The data are based on responses from the June Agricultural Survey. Farmers were asked if they planted corn or soybeans that, through biotechnology, are resistant to herbicides, insects, or both. Conventionally bred herbicide resistant varieties are excluded. Insect resistant varieties include only those containing bacillus thuringiensis (Bt). The Bt varieties include those that contain more than one gene that can resist different types of insects. Stacked gene varieties include only those containing biotech traits for both herbicide and insect resistance.
June 1 Grain Stocks
On June 1, 2021, Michigan corn stocks totaled 80.9 million bushels, 19 percent lower than a year earlier. About 42 percent of the corn was stored on farms. The third quarter disappearance was 75.4 million bushels, compared with 33.4 million bushels a year earlier. Soybean stocks on June 1, 2021, were 21.4 million bushels. That was 46 percent lower than stocks a year earlier. The third quarter indicated disappearance was 24.4 million bushels, 21 percent of supply. Farm stocks of soybeans were 3.60 million bushels. Wheat stocks on June 1, 2021, were 13.9 million bushels, 38 percent below a year ago. Fourth quarter indicated disappearance was 9.42 million bushels, compared with 8.99 million bushels last year. End of marketing year stocks were approximately 25 percent of supply.
Chickens and Eggs
All layers in Michigan totaled 14.8 million during May, up 5 percent from a year ago. Egg production totaled 371 million eggs, up 3 percent from last year. The rate of lay during May was 2,504 eggs per 100 layers. All layers in the U.S. totaled 385.2 million during May, down slightly from a year ago. There were 20.6 million turkey poults hatched in the U.S. in May, down 4 percent from the previous year.
June Hogs and Pigs
Michigan’s total hog and pig inventory on June 1 was estimated at 1.26 million head, up 80,000 head from a year ago. Breeding hog inventory, at 115,000 head, was down 5,000 from last June. Market hog inventory, at 1.15 million head, was up 8 percent from last year. The average pigs saved per litter for the March to May quarter was 10.70, compared to 10.60 from the same period last year.

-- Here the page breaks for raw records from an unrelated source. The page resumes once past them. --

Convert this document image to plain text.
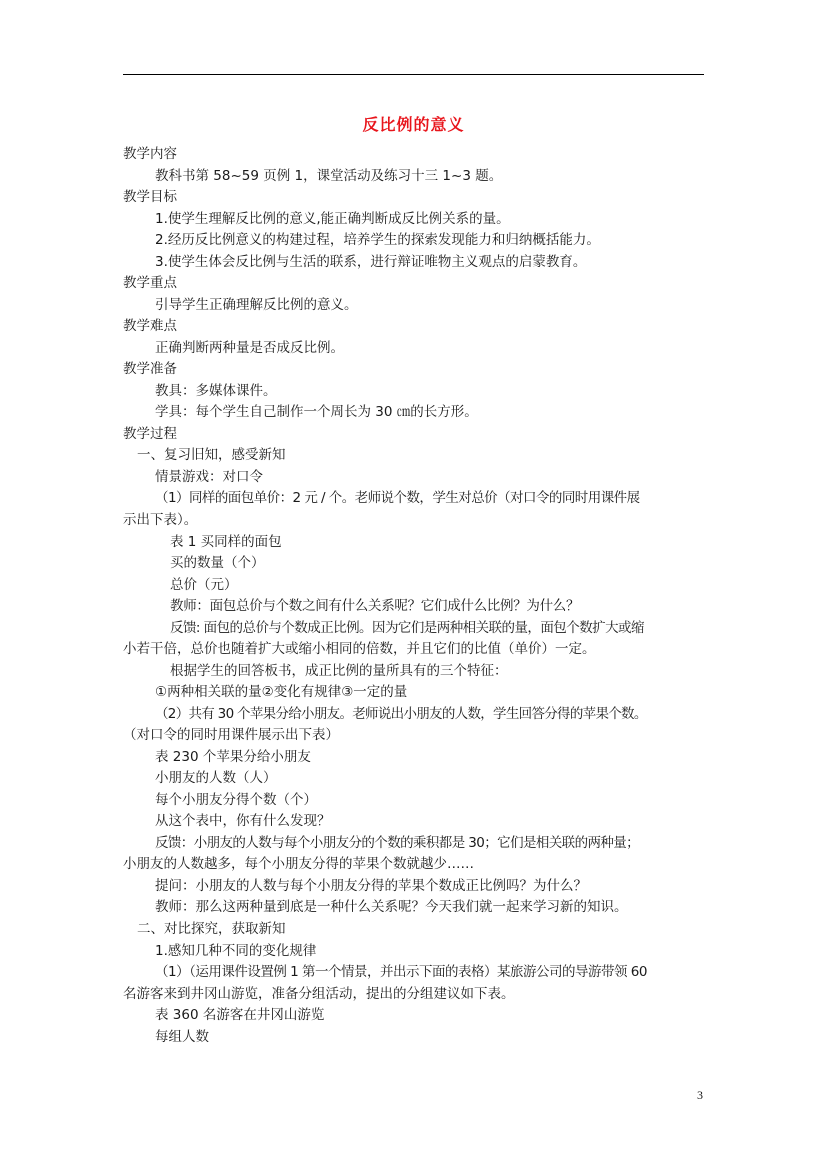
反比例的意义
教学内容
教科书第 58~59 页例 1，课堂活动及练习十三 1~3 题。
教学目标
1.使学生理解反比例的意义,能正确判断成反比例关系的量。
2.经历反比例意义的构建过程，培养学生的探索发现能力和归纳概括能力。
3.使学生体会反比例与生活的联系，进行辩证唯物主义观点的启蒙教育。
教学重点
引导学生正确理解反比例的意义。
教学难点
正确判断两种量是否成反比例。
教学准备
教具：多媒体课件。
学具：每个学生自己制作一个周长为 30 ㎝的长方形。
教学过程
一、复习旧知，感受新知
情景游戏：对口令
（1）同样的面包单价：2 元 / 个。老师说个数，学生对总价（对口令的同时用课件展
示出下表）。
表 1 买同样的面包
买的数量（个）
总价（元）
教师：面包总价与个数之间有什么关系呢？它们成什么比例？为什么？
反馈: 面包的总价与个数成正比例。因为它们是两种相关联的量，面包个数扩大或缩
小若干倍，总价也随着扩大或缩小相同的倍数，并且它们的比值（单价）一定。
根据学生的回答板书，成正比例的量所具有的三个特征：
①两种相关联的量②变化有规律③一定的量
（2）共有 30 个苹果分给小朋友。老师说出小朋友的人数，学生回答分得的苹果个数。
（对口令的同时用课件展示出下表）
表 230 个苹果分给小朋友
小朋友的人数（人）
每个小朋友分得个数（个）
从这个表中，你有什么发现？
反馈：小朋友的人数与每个小朋友分的个数的乘积都是 30；它们是相关联的两种量；
小朋友的人数越多，每个小朋友分得的苹果个数就越少……
提问：小朋友的人数与每个小朋友分得的苹果个数成正比例吗？为什么？
教师：那么这两种量到底是一种什么关系呢？今天我们就一起来学习新的知识。
二、对比探究，获取新知
1.感知几种不同的变化规律
（1）（运用课件设置例 1 第一个情景，并出示下面的表格）某旅游公司的导游带领 60
名游客来到井冈山游览，准备分组活动，提出的分组建议如下表。
表 360 名游客在井冈山游览
每组人数
3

United States inventory of all hogs and pigs on June 1, 2021 was 75.7 million head. This was down 2 percent from June 1, 2020, but up 1 percent from March 1, 2021. Breeding inventory, at 6.23 million head, was down 2 percent from last year, but up slightly from the previous quarter. Market hog inventory, at 69.4 million head, was down 2 percent from last year, but up 1 percent from last quarter.
May Milk Production
Dairy herds in Michigan produced 1.039 billion pounds of milk during May, up 5.1 percent from a year ago. Production per cow in Michigan averaged 2,335 pounds for May, 25 pounds above May 2020. The dairy herd was estimated at 445,000 head for May, up 17,000 head from a year earlier. The average price of milk sold in May by Michigan dairy producers was $18.10 per cwt., $6.00 more than the price in May 2020.